Life, Death and Life After Death in June’s Graphic Novels
Though it is customarily served cold, revenge is a surprisingly versatile dish. Take, for example, Garth Ennis and Jacen Burrows’s THE RIBBON QUEEN (194 pp., AWA Studios, $19.99), a grisly crime/horror hybrid with a lot on its mind. Our heroine, Amy Sun, is a detective for the New York Police Department and a reluctant investigator into the suspicious suicide of a young woman who had recently been rescued by the chauvinist leader of a decorated tactical unit.

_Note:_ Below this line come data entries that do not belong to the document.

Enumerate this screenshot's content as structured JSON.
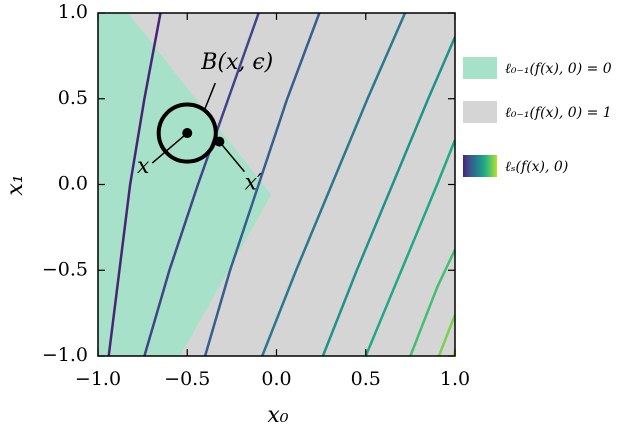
{
  "chart_data": {
    "type": "contour",
    "xlabel": "x₀",
    "ylabel": "x₁",
    "xlim": [
      -1,
      1
    ],
    "ylim": [
      -1,
      1
    ],
    "xticks": [
      {
        "value": -1,
        "label": "−1.0"
      },
      {
        "value": -0.5,
        "label": "−0.5"
      },
      {
        "value": 0,
        "label": "0.0"
      },
      {
        "value": 0.5,
        "label": "0.5"
      },
      {
        "value": 1,
        "label": "1.0"
      }
    ],
    "yticks": [
      {
        "value": -1,
        "label": "−1.0"
      },
      {
        "value": -0.5,
        "label": "−0.5"
      },
      {
        "value": 0,
        "label": "0.0"
      },
      {
        "value": 0.5,
        "label": "0.5"
      },
      {
        "value": 1,
        "label": "1.0"
      }
    ],
    "background": {
      "name": "ℓ₀₋₁(f(x), 0) = 1",
      "color": "#d5d5d5"
    },
    "regions": [
      {
        "name": "ℓ₀₋₁(f(x), 0) = 0",
        "color": "#a8e1c9",
        "x": [
          -1,
          -0.83,
          -0.03,
          -0.54,
          -1
        ],
        "y": [
          1,
          1,
          -0.06,
          -1,
          -1
        ]
      }
    ],
    "colorbar_label": "ℓₛ(f(x), 0)",
    "series": [
      {
        "color": "#482475",
        "x": [
          -0.65,
          -0.74,
          -0.82,
          -0.88,
          -0.94
        ],
        "y": [
          1,
          0.5,
          0,
          -0.5,
          -1
        ]
      },
      {
        "color": "#414487",
        "x": [
          -0.1,
          -0.27,
          -0.44,
          -0.6,
          -0.74
        ],
        "y": [
          1,
          0.5,
          0,
          -0.5,
          -1
        ]
      },
      {
        "color": "#355f8d",
        "x": [
          0.24,
          0.06,
          -0.1,
          -0.26,
          -0.4
        ],
        "y": [
          1,
          0.5,
          0,
          -0.5,
          -1
        ]
      },
      {
        "color": "#2a788e",
        "x": [
          0.72,
          0.51,
          0.31,
          0.11,
          -0.08
        ],
        "y": [
          1,
          0.5,
          0,
          -0.5,
          -1
        ]
      },
      {
        "color": "#21918c",
        "x": [
          1,
          0.85,
          0.65,
          0.45,
          0.26
        ],
        "y": [
          0.86,
          0.5,
          0,
          -0.5,
          -1
        ]
      },
      {
        "color": "#22a884",
        "x": [
          1,
          0.9,
          0.7,
          0.5
        ],
        "y": [
          0.26,
          0,
          -0.5,
          -1
        ]
      },
      {
        "color": "#44bf70",
        "x": [
          1,
          0.9,
          0.75
        ],
        "y": [
          -0.38,
          -0.6,
          -1
        ]
      },
      {
        "color": "#7ad151",
        "x": [
          1,
          0.91
        ],
        "y": [
          -0.76,
          -1
        ]
      },
      {
        "color": "#bddf26",
        "x": [
          1,
          0.99
        ],
        "y": [
          -0.97,
          -1
        ]
      }
    ],
    "ball": {
      "label": "B(x, ϵ)",
      "x": -0.5,
      "y": 0.3,
      "radius": 0.16
    },
    "points": [
      {
        "label": "x",
        "x": -0.5,
        "y": 0.3
      },
      {
        "label": "x′",
        "x": -0.32,
        "y": 0.25
      }
    ]
  }
}
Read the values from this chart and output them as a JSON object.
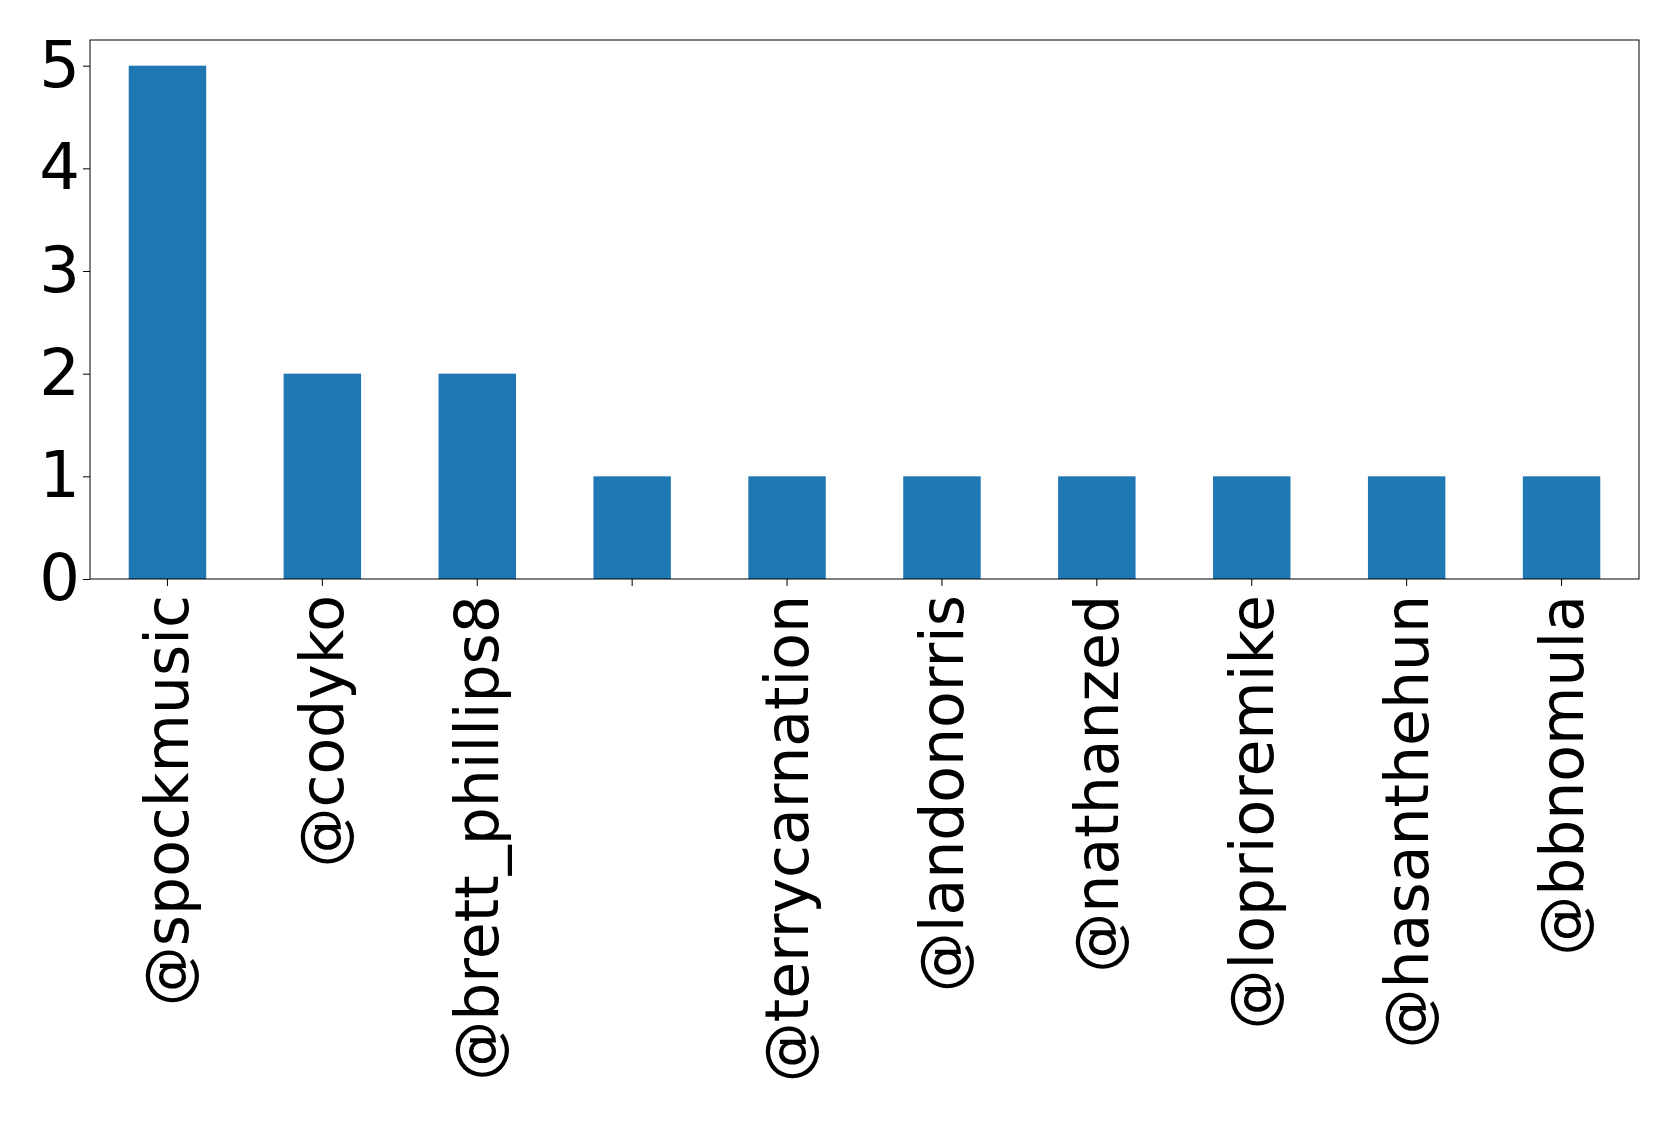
{
  "chart_data": {
    "type": "bar",
    "categories": [
      "@spockmusic",
      "@codyko",
      "@brett_phillips8",
      null,
      "@terrycarnation",
      "@landonorris",
      "@nathanzed",
      "@loprioremike",
      "@hasanthehun",
      "@bbnomula"
    ],
    "values": [
      5,
      2,
      2,
      1,
      1,
      1,
      1,
      1,
      1,
      1
    ],
    "color": "#1f77b4",
    "ylim": [
      0,
      5.25
    ],
    "yticks": [
      0,
      1,
      2,
      3,
      4,
      5
    ],
    "grid": false
  }
}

It’s a setup one might expect from a Tana French novel, but Ennis and Burrows, who love to test their readers’ tolerances for viscera, are headed into far wilder territory. The pair has worked together often, sometimes on Marvel’s “Punisher” comics and sometimes on their own eye-wateringly gory zombie series, “Crossed,” but here they are concerned with subjects that fit comfortably in neither venue: the problem of misogyny, and the danger of police corruption in the aftermath of the widespread anti-brutality protests in 2020. Into this volatile mix, Ennis and Burrows thrust Bella Rhinebeck, a murder victim, and her posthumous patron, a monstrous being that can’t be easily described, not even after seeing it in action in the book. The dialogue throughout “The Ribbon Queen” is sharp and contemporary, and Burrows’s renderings are carefully detailed and realistic. The book’s jolting supernatural scares are that much more frightening for the contrast.
What does it mean to live independently, or even to live well? Those are the questions that animate Sig Burwash’s VERA BUSHWACK (236 pp., D&Q, $29.95), a remarkable new graphic novel about a young logger named Drew who lives a rich fantasy life as a chain saw-wielding cowpoke while dealing with the logistical demands unique to a woman who wants to live by herself, in the woods, with her dog, Pony, and no one else. (Vera is the name on the side of Drew’s motorcycle, which transforms into an orange horse in her daydreams.)
Burwash, who uses they/she pronouns, gives the book’s art a lovely personality. It is surprisingly plastic; sometimes their renderings of Drew and her environs are simple contours, sometimes the images are drawn from such a height that they’re almost maps of the forest where Drew lives, and sometimes a few pages will look deliberately cartoony.